OmniVoice 🌍
OmniVoice is a state-of-the-art zero-shot multilingual TTS model supporting more than 600 languages. Built on a novel diffusion language model architecture, it generates high-quality speech with superior inference speed, supporting voice cloning and voice design.
Contents: Key Features | Installation | Quick Start | Python API | Command-Line Tools | Training & Evaluation | Discussion | Citation
Key Features
- 600+ Languages Supported: The broadest language coverage among zero-shot TTS models (full list)

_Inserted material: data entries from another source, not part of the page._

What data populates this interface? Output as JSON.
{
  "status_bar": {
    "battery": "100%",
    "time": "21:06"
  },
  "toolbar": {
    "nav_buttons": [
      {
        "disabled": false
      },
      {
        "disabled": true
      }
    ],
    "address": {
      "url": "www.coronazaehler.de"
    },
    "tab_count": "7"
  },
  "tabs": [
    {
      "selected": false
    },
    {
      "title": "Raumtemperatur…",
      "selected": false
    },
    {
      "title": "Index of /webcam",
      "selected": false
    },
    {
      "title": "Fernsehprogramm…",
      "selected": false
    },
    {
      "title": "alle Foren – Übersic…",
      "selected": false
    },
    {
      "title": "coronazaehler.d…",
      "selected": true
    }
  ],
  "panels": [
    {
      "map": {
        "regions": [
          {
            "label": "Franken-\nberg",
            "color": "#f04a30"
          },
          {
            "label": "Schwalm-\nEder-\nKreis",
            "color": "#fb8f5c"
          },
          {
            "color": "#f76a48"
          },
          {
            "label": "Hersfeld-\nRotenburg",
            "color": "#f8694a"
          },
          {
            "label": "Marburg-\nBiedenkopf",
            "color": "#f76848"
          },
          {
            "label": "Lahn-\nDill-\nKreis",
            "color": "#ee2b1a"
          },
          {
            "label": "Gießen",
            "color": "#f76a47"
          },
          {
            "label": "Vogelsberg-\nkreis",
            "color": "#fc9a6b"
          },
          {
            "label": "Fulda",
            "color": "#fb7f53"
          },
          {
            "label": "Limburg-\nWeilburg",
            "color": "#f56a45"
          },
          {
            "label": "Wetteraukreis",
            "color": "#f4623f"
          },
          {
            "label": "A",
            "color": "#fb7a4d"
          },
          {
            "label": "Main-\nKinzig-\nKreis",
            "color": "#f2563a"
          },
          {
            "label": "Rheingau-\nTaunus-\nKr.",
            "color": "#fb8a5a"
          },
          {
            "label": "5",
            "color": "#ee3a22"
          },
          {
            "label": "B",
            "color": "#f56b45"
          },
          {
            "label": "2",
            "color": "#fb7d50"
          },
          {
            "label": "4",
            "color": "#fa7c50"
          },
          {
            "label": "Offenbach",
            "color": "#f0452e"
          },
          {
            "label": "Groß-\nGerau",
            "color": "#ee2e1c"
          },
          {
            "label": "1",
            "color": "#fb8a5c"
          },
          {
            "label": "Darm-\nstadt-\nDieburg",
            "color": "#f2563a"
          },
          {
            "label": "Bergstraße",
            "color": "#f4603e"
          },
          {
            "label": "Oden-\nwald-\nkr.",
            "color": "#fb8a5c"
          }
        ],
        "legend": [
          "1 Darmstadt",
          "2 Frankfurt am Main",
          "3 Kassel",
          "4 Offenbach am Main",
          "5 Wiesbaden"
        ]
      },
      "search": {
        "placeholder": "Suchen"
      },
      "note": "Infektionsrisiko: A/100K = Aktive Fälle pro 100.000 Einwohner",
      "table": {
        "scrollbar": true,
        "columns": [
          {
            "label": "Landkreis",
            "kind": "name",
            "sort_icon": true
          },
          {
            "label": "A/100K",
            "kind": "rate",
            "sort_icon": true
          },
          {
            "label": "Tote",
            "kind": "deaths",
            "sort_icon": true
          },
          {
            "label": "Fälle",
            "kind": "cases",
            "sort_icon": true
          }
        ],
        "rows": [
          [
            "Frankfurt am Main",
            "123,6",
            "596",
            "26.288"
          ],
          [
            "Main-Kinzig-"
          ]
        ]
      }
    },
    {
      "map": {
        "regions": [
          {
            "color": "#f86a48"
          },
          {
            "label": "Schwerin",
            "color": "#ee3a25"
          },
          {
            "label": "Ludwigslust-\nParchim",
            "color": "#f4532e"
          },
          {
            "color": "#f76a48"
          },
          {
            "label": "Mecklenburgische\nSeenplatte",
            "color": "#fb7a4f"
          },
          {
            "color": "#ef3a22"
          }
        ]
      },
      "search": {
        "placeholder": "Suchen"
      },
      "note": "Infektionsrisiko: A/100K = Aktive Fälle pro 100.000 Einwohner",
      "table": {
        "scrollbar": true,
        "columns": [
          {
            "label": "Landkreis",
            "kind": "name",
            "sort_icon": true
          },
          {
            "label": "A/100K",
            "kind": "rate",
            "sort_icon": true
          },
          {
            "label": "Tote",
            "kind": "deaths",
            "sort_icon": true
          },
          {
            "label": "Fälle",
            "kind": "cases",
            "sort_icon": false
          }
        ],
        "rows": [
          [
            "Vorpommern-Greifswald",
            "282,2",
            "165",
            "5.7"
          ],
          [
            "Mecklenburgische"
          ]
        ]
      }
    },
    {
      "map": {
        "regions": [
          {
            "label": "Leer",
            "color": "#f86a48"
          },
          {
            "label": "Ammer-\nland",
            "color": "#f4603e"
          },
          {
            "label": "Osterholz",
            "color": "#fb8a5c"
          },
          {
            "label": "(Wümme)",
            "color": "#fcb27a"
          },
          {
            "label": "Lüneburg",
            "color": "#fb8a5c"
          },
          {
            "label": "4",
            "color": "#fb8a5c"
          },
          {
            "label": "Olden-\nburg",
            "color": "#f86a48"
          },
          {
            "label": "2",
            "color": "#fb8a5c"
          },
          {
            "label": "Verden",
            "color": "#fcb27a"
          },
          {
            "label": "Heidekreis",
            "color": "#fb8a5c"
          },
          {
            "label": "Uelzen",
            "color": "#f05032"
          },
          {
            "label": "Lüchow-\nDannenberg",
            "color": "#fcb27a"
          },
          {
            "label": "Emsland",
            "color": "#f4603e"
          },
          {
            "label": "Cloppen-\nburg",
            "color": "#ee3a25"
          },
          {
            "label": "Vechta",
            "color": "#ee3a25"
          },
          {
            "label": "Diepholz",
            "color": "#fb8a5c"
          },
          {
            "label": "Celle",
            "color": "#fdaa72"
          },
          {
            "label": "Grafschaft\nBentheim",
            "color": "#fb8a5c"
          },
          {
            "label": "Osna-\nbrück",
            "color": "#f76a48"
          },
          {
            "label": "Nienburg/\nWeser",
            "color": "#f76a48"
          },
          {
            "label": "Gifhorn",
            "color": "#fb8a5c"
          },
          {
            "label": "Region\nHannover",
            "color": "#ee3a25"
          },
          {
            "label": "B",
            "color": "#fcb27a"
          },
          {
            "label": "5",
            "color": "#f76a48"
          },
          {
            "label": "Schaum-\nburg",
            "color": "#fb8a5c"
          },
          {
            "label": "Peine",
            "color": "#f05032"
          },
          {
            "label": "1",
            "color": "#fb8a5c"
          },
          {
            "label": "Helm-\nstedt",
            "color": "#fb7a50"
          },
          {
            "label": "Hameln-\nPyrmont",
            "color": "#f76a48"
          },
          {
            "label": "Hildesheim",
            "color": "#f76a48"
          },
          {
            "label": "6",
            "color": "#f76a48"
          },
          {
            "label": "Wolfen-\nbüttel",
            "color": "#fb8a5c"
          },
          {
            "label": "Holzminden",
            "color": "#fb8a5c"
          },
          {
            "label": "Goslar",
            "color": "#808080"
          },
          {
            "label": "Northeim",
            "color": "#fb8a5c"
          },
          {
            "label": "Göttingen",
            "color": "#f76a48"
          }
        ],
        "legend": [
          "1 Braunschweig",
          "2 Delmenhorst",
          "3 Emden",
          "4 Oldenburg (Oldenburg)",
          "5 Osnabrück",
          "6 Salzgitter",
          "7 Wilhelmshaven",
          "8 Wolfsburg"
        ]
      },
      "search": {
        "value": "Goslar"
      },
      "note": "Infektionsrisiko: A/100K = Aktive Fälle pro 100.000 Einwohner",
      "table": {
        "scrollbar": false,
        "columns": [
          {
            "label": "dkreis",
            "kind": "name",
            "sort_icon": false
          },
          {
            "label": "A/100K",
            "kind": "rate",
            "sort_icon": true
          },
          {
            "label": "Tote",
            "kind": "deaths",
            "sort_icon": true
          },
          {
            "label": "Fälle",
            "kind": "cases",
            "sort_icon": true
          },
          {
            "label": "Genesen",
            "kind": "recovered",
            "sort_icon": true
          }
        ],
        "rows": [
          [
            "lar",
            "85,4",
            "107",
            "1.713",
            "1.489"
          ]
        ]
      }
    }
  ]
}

- Voice Cloning: State-of-the-art voice cloning quality.
- Voice Design: Control voices via assigned speaker attributes (gender, age, pitch, dialect/accent, whisper, etc.).
- Fast Inference: RTF as low as 0.025 (40x faster than real-time).
- Diffusion Language Model Architecture: A clean, streamlined, and scalable design that delivers both quality and speed.
Installation
Choose one of the following methods: pip or uv.
pip
We recommend using a fresh virtual environment (e.g.,
conda,venv, etc.) to avoid conflicts.
Step 1: Install PyTorch
NVIDIA GPU
# Install pytorch with your CUDA version, e.g.
pip install torch==2.8.0+cu128 torchaudio==2.8.0+cu128 --extra-index-url https://download.pytorch.org/whl/cu128
See PyTorch official site for other versions installation.
Apple Silicon
pip install torch==2.8.0 torchaudio==2.8.0
Step 2: Install OmniVoice (choose one)
# From PyPI (stable release)
pip install omnivoice
# From the latest source on GitHub (no need to clone)
pip install git+https://github.com/k2-fsa/OmniVoice.git
# For development (clone first, editable install)
git clone https://github.com/k2-fsa/OmniVoice.git
cd OmniVoice
pip install -e .
uv
Clone the repository and sync dependencies:
git clone https://github.com/k2-fsa/OmniVoice.git
cd OmniVoice
uv sync
Tip: Can use mirror with
uv sync --default-index "https://mirrors.aliyun.com/pypi/simple"
Quick Start
Try OmniVoice without coding:
Launch the local web UI:
omnivoice-demo --ip 0.0.0.0 --port 8001Or try it directly on HuggingFace Space
If you have trouble connecting to HuggingFace when downloading the pre-trained models, set
export HF_ENDPOINT="https://hf-mirror.com"before running.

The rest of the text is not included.